Nickel tetraazamacrocyclic complexes are exceptionally efficient and selective electrocatalysts [6], [13], [14], probably because nickel easily changes from a square planar to an octahedral conformation [15], [16]. When planar Ni(II)-phthalocyanine and -porphyrin tetrasulphonated complexes are electrodeposited in aqueous media they form a stacked structure on the electrode surface [6], film growth being proposed to occur via NiONi bridges, with the formation of some nickel hydroxide nanostructures [17], [18]. In these modified electrodes the oxidation of Ni(II) occurs with water expulsion, probably due to the hydrophobic character of the macrocyclic ligands [19]. Revenga-Parra et al. [20] found that GC electrodes modified with films of Ni(II)-(N,N′-bis(2,5-dihydroxybenzylidene)-1,2-diaminobenzene) (Ni(II)-DHS]/GC) show electrocatalytic activity for methanol oxidation.

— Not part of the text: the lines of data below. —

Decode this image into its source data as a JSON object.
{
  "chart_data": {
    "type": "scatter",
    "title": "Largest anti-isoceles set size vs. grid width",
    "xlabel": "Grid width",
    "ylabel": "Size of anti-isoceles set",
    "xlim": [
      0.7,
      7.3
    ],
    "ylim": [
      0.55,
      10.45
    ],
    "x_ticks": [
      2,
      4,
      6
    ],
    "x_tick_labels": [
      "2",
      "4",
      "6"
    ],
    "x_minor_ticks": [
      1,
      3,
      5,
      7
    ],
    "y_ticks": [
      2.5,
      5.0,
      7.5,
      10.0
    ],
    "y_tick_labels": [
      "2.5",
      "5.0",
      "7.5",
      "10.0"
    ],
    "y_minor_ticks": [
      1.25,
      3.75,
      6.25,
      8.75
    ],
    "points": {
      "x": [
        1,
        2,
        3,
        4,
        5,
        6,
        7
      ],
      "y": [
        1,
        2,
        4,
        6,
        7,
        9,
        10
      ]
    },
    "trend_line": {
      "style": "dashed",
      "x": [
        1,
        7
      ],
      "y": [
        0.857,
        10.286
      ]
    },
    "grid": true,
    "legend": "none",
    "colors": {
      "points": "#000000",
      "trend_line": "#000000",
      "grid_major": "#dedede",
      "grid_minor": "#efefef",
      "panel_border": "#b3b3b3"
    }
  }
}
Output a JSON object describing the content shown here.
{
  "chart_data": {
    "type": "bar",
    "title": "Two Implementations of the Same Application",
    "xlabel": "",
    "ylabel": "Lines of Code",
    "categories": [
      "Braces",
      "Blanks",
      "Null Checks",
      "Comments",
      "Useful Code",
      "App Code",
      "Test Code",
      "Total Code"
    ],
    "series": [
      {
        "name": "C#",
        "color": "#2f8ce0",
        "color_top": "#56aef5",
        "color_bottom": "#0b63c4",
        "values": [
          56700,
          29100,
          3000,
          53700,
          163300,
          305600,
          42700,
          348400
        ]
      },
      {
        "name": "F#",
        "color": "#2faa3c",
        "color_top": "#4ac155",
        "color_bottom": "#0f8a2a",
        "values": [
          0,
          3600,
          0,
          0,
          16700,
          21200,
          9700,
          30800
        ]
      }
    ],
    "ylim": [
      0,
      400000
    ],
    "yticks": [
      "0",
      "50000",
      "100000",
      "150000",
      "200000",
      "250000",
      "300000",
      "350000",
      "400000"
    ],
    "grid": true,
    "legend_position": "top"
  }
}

Previous studies in our laboratory indicate that polyNiTSPc-modified GC electrodes are less fouled by the electro-oxidation of 2-CP than bare GC [21]. Other authors have reported similar results for the oxidation of organic molecules at electrodes modified with different Ni(II) complexes [17], [22], [23]. We have reported [16] that the half-sum potential of the Ni(III)/Ni(II) process at GC modified electrodes in a pH 11 buffer electrolyte is almost independent of the ligand (phthalocyanines (Pc) or phenylporphyrins (PP)) and of the substituent (amino or sulphonated group). Francisco et al. [24] attributed to the Ni(III)/Ni(II) redox couple the activity for the oxidation of hydroquinone and 4-aminophenol of a carbon-paste electrode modified with SiO₂/Nb₂O₅-phosphate on which Ni(II)porphyrin had been previously adsorbed. However, Yi et al. [25] and Agboola et al. [6] recently reported the electro-oxidation of dopamine and CPs on electrodes modified with different electropolymerized films of nickel(II) complexes, although the Ni(III)/Ni(II) couple did not appear in the CVs. Probably the activity was due to a π–π interaction similar to that reported for polymeric adsorbents chemically modified with porphyrins, on which the retention of phenol and CPs is increased by this interaction [26].

In this work we have studied the effect of the ligand macrocycle, and of the ligand substituent, on the catalytic activity for oxidation at pH 11 of CPs at polyNi(II)phthalocyanine/GC (polyNiPc/GC) and polyNi(II)phenylporphyrin/GC (polyNiPP/GC) electrodes, both tetrasulpho- (TS) and tetraamino-(TA) substituted.